La pulizia delle macchine è basilare per erogare caffè privi di difetti. La tempistica degli interventi dipende dal tipo di apparecchiatura: in quelle calde (la macchina espresso) gli aromi negativi si percepiscono dopo circa 28 ore, mentre in quelle fredde (il macinacaffè) dopo 70 ore. È quindi buona norma fare ogni giorno la pulizia della macchina espresso e ogni 2-3 giorni quella del grinder. Responsabili degli odori di rancido e di bruciato sono i grassi: il caffè contiene infatti una buona quantità di lipidi che si depositano sui materiali con cui entrano in contatto. Ad esempio, gli oli presenti sulla superficie dei chicchi aderiscono alla tramoggia e sono soggetti a reazioni ossidative che rilasciano aromi rancidi, che saranno a loro volta ceduti ai chicchi freschi versati nel macinacaffè. Una tramoggia al cui interno si è formata una patina iridescente, che col tempo diventa opaca, indica la formazione di uno strato di grasso che va rimosso. È un’operazione che si compie con un panno e un detergente non profumato o appositi pulitori spray.

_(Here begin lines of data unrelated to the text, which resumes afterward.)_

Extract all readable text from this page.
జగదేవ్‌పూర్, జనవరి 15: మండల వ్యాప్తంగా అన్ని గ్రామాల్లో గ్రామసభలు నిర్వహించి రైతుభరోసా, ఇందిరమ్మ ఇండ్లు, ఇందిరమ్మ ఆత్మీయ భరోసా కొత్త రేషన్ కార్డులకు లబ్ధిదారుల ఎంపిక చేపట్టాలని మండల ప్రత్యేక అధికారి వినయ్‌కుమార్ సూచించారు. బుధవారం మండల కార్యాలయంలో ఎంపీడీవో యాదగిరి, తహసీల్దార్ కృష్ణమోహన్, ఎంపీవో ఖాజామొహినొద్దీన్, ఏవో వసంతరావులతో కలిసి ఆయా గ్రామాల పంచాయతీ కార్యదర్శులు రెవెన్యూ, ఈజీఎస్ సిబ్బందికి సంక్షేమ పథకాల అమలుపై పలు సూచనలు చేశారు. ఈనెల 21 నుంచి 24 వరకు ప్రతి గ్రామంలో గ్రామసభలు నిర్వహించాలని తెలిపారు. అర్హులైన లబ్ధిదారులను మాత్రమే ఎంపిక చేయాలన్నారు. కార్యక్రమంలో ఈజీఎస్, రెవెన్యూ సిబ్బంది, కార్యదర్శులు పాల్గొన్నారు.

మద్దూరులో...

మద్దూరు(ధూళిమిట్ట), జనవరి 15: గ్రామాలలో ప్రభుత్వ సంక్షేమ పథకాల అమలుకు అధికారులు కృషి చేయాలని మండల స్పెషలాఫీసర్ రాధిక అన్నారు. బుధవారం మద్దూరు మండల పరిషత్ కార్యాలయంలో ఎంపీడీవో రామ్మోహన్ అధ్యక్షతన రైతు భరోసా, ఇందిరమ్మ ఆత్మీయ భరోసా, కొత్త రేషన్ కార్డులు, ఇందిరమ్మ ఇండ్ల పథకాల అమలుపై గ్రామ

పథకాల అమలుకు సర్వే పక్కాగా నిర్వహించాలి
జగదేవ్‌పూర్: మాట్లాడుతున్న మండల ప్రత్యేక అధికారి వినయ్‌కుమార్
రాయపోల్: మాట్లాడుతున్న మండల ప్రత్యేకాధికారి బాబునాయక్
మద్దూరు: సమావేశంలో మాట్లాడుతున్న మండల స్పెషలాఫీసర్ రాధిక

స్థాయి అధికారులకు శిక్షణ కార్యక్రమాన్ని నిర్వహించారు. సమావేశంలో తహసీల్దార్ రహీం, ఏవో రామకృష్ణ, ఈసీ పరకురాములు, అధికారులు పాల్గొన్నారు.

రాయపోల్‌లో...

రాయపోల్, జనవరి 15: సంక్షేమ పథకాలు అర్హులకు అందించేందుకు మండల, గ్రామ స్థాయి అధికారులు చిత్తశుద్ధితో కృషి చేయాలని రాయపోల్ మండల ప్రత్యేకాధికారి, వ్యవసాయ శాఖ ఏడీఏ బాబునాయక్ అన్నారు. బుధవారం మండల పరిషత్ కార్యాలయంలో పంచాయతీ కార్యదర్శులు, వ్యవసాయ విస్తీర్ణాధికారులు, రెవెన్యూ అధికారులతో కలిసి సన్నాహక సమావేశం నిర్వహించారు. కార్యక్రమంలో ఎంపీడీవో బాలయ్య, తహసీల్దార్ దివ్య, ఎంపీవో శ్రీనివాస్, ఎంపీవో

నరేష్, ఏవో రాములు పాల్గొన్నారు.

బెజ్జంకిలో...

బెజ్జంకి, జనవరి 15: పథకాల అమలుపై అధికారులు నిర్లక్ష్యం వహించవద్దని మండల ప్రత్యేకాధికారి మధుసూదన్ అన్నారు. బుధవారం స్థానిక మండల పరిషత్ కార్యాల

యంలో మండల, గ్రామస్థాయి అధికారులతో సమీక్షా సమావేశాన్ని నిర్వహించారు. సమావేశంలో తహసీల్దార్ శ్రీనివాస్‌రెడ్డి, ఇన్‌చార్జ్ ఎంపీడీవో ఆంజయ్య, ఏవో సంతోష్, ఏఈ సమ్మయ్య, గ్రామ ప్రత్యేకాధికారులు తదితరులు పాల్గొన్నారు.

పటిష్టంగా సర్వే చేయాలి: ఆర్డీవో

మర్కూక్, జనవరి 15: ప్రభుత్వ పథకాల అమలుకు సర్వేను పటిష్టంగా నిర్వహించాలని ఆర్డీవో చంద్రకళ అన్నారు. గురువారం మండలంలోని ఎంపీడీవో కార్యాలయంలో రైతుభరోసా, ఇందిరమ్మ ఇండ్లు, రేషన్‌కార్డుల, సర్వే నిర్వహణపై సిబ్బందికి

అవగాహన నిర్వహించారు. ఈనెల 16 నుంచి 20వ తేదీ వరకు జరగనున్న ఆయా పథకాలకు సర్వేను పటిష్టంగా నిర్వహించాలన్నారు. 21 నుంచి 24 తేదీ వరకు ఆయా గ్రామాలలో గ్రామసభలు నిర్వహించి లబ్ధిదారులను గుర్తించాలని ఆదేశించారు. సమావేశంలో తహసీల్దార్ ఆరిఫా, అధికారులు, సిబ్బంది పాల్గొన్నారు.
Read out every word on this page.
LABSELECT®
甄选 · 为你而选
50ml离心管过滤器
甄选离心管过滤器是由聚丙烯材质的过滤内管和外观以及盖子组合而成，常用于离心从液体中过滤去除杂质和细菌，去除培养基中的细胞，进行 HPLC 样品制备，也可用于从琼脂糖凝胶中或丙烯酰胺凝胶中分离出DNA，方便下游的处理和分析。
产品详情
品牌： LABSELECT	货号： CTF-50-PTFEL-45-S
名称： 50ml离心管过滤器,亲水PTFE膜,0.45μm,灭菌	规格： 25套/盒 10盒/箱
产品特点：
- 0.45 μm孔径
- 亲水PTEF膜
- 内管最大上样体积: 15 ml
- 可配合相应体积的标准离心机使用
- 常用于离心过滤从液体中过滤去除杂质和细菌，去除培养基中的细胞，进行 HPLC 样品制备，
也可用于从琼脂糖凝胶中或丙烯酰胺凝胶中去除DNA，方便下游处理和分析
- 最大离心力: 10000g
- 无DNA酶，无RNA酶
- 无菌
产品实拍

Anche il dosatore richiede attenzione: basta svuotarlo, pulire la stella volumetrica del macinacaffè con un pennello e la superficie interna ed esterna con un panno. Il caffè rilascia una certa quantità di oli anche sulle macine e nei punti più nascosti, le cosiddette “gole”, dove si accumula fino a formare uno strato che diminuisce la distanza tra le lame. A causa di ciò il macinacaffè produrrà una polvere dapprima irregolare, quindi sempre più fine: il macinato erogato nel filtro impedirà il passaggio ottimale dell’acqua durante l’estrazione, sbilanciando il gusto dell’espresso sull’amaro.